Living with a bad press
Posted on: March 30, 2024
When I watch BBC news, which I watch more than any other channel, I know that compassionate people all over the UK are absorbing images of suffering from Gaza and hearing about the children, women, doctors and journalists who seem to be paying the price of war. The viewers are told of imminent starvation, due to Israel withholding humanitarian aid. As I follow COGAT, the  Coordinator of Government Activities in the Territories, I have reason to believe that Israel is not withholding aid but that the presence of Hamas and UN agencies delay or impede the distribution of goods. I know that this is not generally believed, the reason being that a country which is said to be starving people, primarily children, women, doctors and journalists, is not likely to be believed when it denies the proposition already in circulation.
The findings of the BBC, Amnesty, the UN and their special rapporteur on the Palestinian territories are cited time and again by progressives and classically conservative antisemites alike to apostrophize diaspora Jews, bound up with concern for Israel’s survival, for our families sheltering from the endless rockets, thoughts of the hostages and whether they are still alive and the need to prevail over Hamas and the Islamic Palestinian Jihad. How can we explain this to the social media belligerents, who post photos of dead children, often holding me personally responsible which, to be fair, is because I generally voice support for Israel and defence against the usual calumnies.
I understand that they believe they are witnessing – via BBC, Sky, CNN and the Guardian – barbaric violence against a defenceless people and they are irritated to be called antisemites, which they strenuously deny. And they wonder if all that persecution of Jews over the centuries, which some of them studied for Key Stage 4 History, was not after all for some good reason. When Roald Dahl said that Hitler did not ‘pick on Jews for no reason’ he was not quite such an outlier as one would hope. The number 109 is attached to so much social media that one recognizes it on sight, like a swastika or the lightening flash of the British fascists. What is 109? They say we were expelled from 109 countries and that, if a child were expelled from so many schools, one would have to suppose that there was something wrong with the child’s behaviour. As shown in the link below, the number 109 is ‘white supremacist numeric shorthand ‘ but white supremacism reaches beyond its own borders and is deployed in the argument against Israel and Zionism by some in the middle ground, who find themselves charged with antisemitism.
https://www.adl.org/resources/hate-symbol/109110
When those driven by righteous fury against Israel are called antisemites, they point out that anti Zionism is not antisemitism; that certain men wearing streimels and peyot are photographed burning Israeli flags; that Palestinians are actually semites while – and here they are stepping inadvertently into the antisemitic quicksand – while Jews are a Turkic people called Khazars.
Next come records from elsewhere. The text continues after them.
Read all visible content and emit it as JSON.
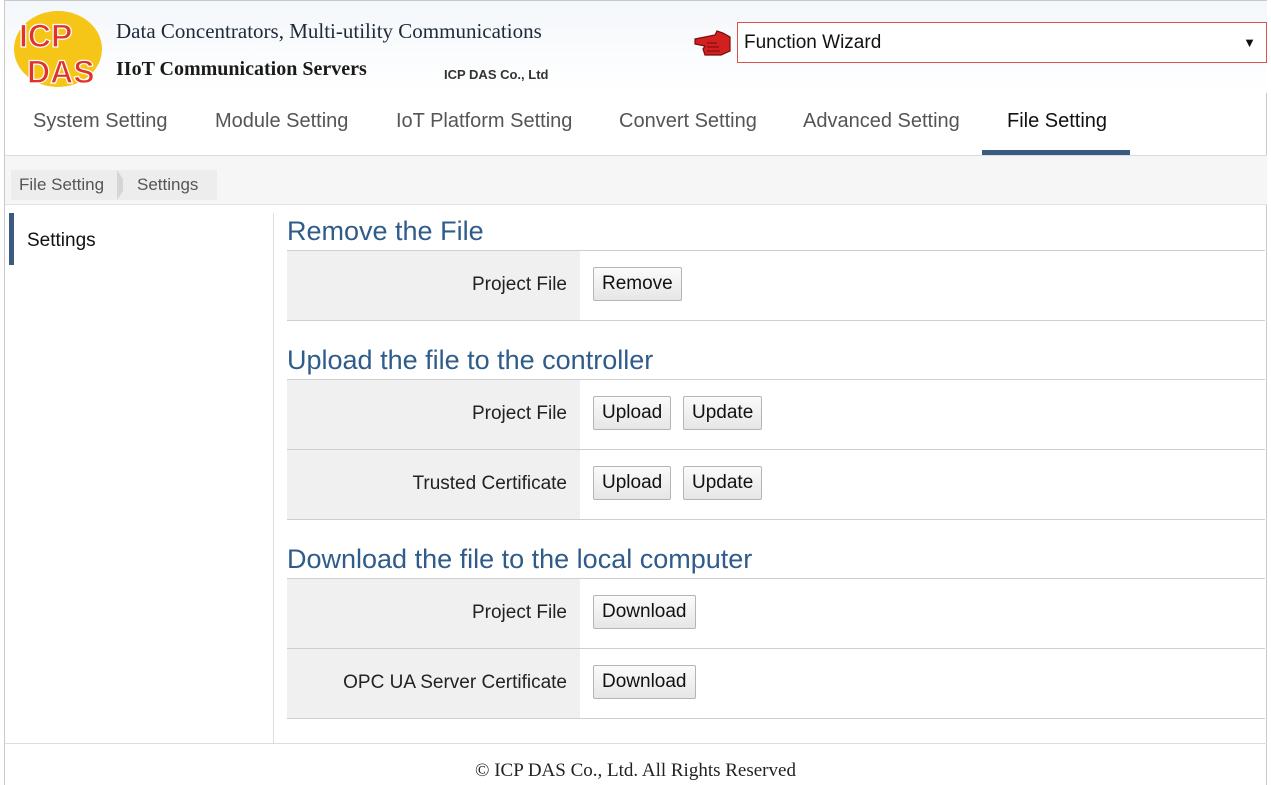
{
  "header": {
    "logo_text": "ICP DAS",
    "title_line1": "Data Concentrators, Multi-utility Communications",
    "title_line2": "IIoT Communication Servers",
    "company": "ICP DAS Co., Ltd",
    "function_select": {
      "value": "Function Wizard",
      "border_color": "#d9534f"
    }
  },
  "tabs": [
    {
      "label": "System Setting",
      "active": false
    },
    {
      "label": "Module Setting",
      "active": false
    },
    {
      "label": "IoT Platform Setting",
      "active": false
    },
    {
      "label": "Convert Setting",
      "active": false
    },
    {
      "label": "Advanced Setting",
      "active": false
    },
    {
      "label": "File Setting",
      "active": true
    }
  ],
  "breadcrumb": [
    "File Setting",
    "Settings"
  ],
  "sidebar": {
    "items": [
      {
        "label": "Settings",
        "active": true
      }
    ]
  },
  "sections": [
    {
      "title": "Remove the File",
      "rows": [
        {
          "label": "Project File",
          "buttons": [
            "Remove"
          ]
        }
      ]
    },
    {
      "title": "Upload the file to the controller",
      "rows": [
        {
          "label": "Project File",
          "buttons": [
            "Upload",
            "Update"
          ]
        },
        {
          "label": "Trusted Certificate",
          "buttons": [
            "Upload",
            "Update"
          ]
        }
      ]
    },
    {
      "title": "Download the file to the local computer",
      "rows": [
        {
          "label": "Project File",
          "buttons": [
            "Download"
          ]
        },
        {
          "label": "OPC UA Server Certificate",
          "buttons": [
            "Download"
          ]
        }
      ]
    }
  ],
  "footer": {
    "copyright": "© ICP DAS Co., Ltd. All Rights Reserved"
  },
  "colors": {
    "accent": "#3a5a80",
    "section_title": "#2f5c8a",
    "logo_red": "#e0322b",
    "logo_yellow": "#f5c518"
  }
}
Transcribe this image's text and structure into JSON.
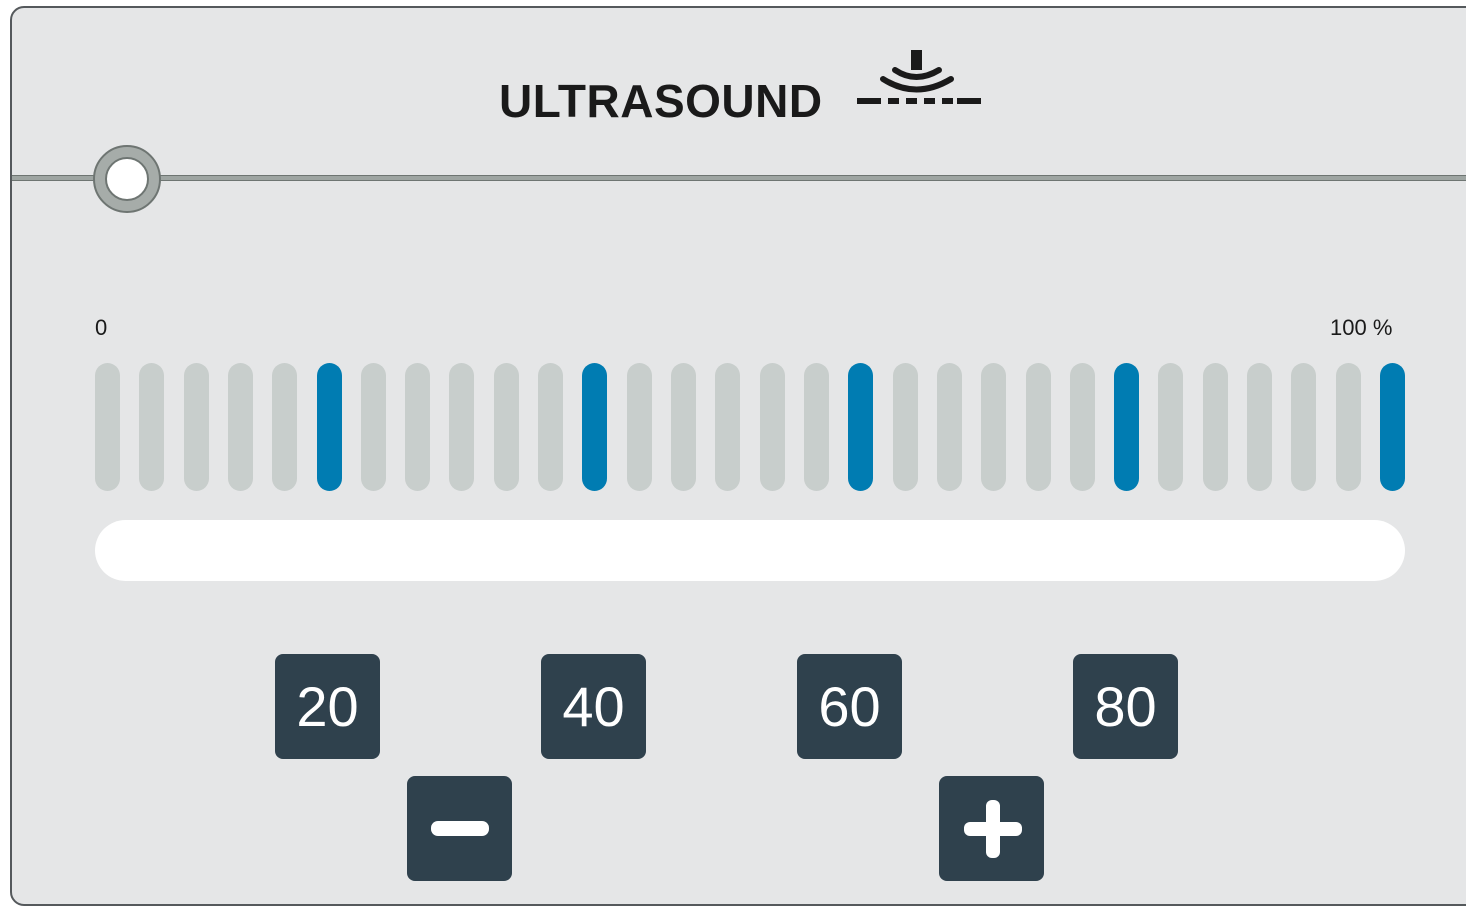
{
  "header": {
    "title": "ULTRASOUND",
    "icon": "ultrasound-transducer-icon"
  },
  "scale": {
    "min_label": "0",
    "max_label": "100 %"
  },
  "level": {
    "bar_count": 30,
    "active_bar_indices": [
      5,
      11,
      17,
      23,
      29
    ],
    "progress": 0
  },
  "presets": [
    "20",
    "40",
    "60",
    "80"
  ],
  "controls": {
    "decrease": "minus-icon",
    "increase": "plus-icon"
  },
  "colors": {
    "panel": "#e5e6e7",
    "button": "#2f414d",
    "accent": "#007cb2",
    "inactive_bar": "#c8cecc"
  }
}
QED, they are not antisemites, and at this point they may remember to post the meme of Shulamit Aloni saying ‘It’s a trick, we always use it.’ If you google these words alone, Shulamit Aloni will come up, mentioned in many articles which set forth our trickiness, our use of the ‘victim card’ to carry out acts of barbarity.
Unfortunately, it has been impossible for me to be unacquainted with the myriad clichés of online antisemitism. If you are on social media, they will come to you.
How does one explain to an apparently well-meaning and conscientious person who makes use of all these clichés, memes and biased agencies that they have strayed on to the road more travelled, where jackboots marched and, before them, the Black Hundreds, the Holy Inquisition, the Crusaders and more. Their alibi is the so called ‘Jewish bloc’ on the Palestinian demos, who hate Zionism even more than they do.
Some insist that we can never explain sufficiently and that this is why Israel has to be strong, against the day when the nations of the world decide, like Roald Dahl, that if we are outliers, outsiders indeed, there must be some good reason.
I know the forms of antisemitism but not the answers to it. I also believe that Israel has to be strong against the day when the nations rise up against us. I believe that some people will risk everything to stand with us, to prevent that happening, but I also know that adversaries are being created day by day. The market for biased reporting is self-perpetuating: the viewers expect it now and may not accept anything else.
March 30, 2024 at 9:26 pm
I despair at how British and Irish media are treating anything said by Hamas as gospel, while reacting with suspicion and hostility any information from Israel. Part of this is definitely down to the “capture” of our media by the ultra left. Another part is the rise and rise of social media and more recently TikTok, the home of ignoramuses spouting any old shite. So sick of certain people on TikTok getting away with blatant antisemitism and disinformation. I really feel that not only should history be compulsory all the way through school, but proper world history, and the history of European mistreatment of the Jews should be a core part of this curriculum. Perhaps instead of school ski trips, a field trip to Holocaust museums and the camps should be mandatory. I don’t know how else to combat the deliberate distortion of facts and to stop the bad press given to Israel, a country which is fighting for its very survival. No other country would exercise such restraint under similar circumstances. I stand by Israel and the Jewish people, now and always.
March 30, 2024 at 10:28 pm
Thank you. I don’t know how to combat it either.